In the 2020 adopted budget, Frederick County will receive $637.7 million in revenue.

 

Most revenue collected is received through property taxes and local income tax. Other sources of revenue include licenses and permits, federal and state grants and service charges.

 

In 2020, the county anticipates receiving a 5.63% increase over the funds received in Fiscal 2019, which ended June 30.

 

The county has many expenses each year, but few residents are aware of how the revenue collected each year is allocated.

 

Are schools getting enough funding?

 

What does the Sheriff’s Department receive budget wise each year?

 

Does fire and rescue services receive adequate budgeting to replace gear, increase efficiency and provide for staffing?

 

The 2020 budget shows the largest expense is public education at $326.5 million. This means that 51.1% of all the revenue collected in Frederick County is allocated to public education.

 

The entire balance of county government and departments receive only 49% of the entire county budget. This includes public safety, public water, transportation and all other county departments.

 

Public safety receives the second largest allotment of funding at $125.3 million, or 19.6%. Public safety would include both the Sheriff’s Department and Fire & Rescue.

 

All other county departments will receive only $99.3 million, or 14.8% of the budget.

 

Fourth in line for county funding is debt service at $43.7 million or 6.5% of the county budget.

 

What is debt service? This is the cost for servicing all the county bonds sold to help cover the county needs each year, mostly capital projects.

 

Selling bonds allows the county to fund additional expenses without increasing taxes. The more bonds sold, the more debt to service them.
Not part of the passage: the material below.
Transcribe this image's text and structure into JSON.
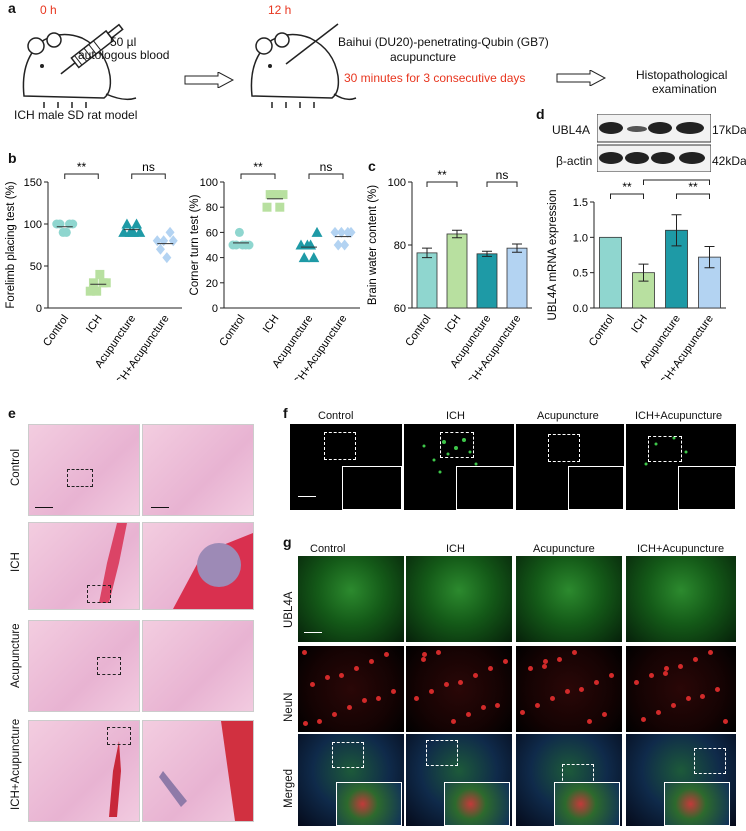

Although not a tax increase, it would be an ever-increasing expense requiring that more tax dollars would be needed to fund this if the economy has a downturn.

 

While our budget is county drive, it is important to note that the state also can weigh in at any time with increased budgetary requirements thus increasing the burden on county taxpayers at the whim of the State of Maryland.

 

It is important that taxpayers know how our tax dollars are spent each year.

 

Without a conservative approach to county budgeting, with attention to detail on how efficiently each department is using the money budgeted, taxpayers will be left holding the bag at the end of a very large and expensive meal eaten by county bureaucrats.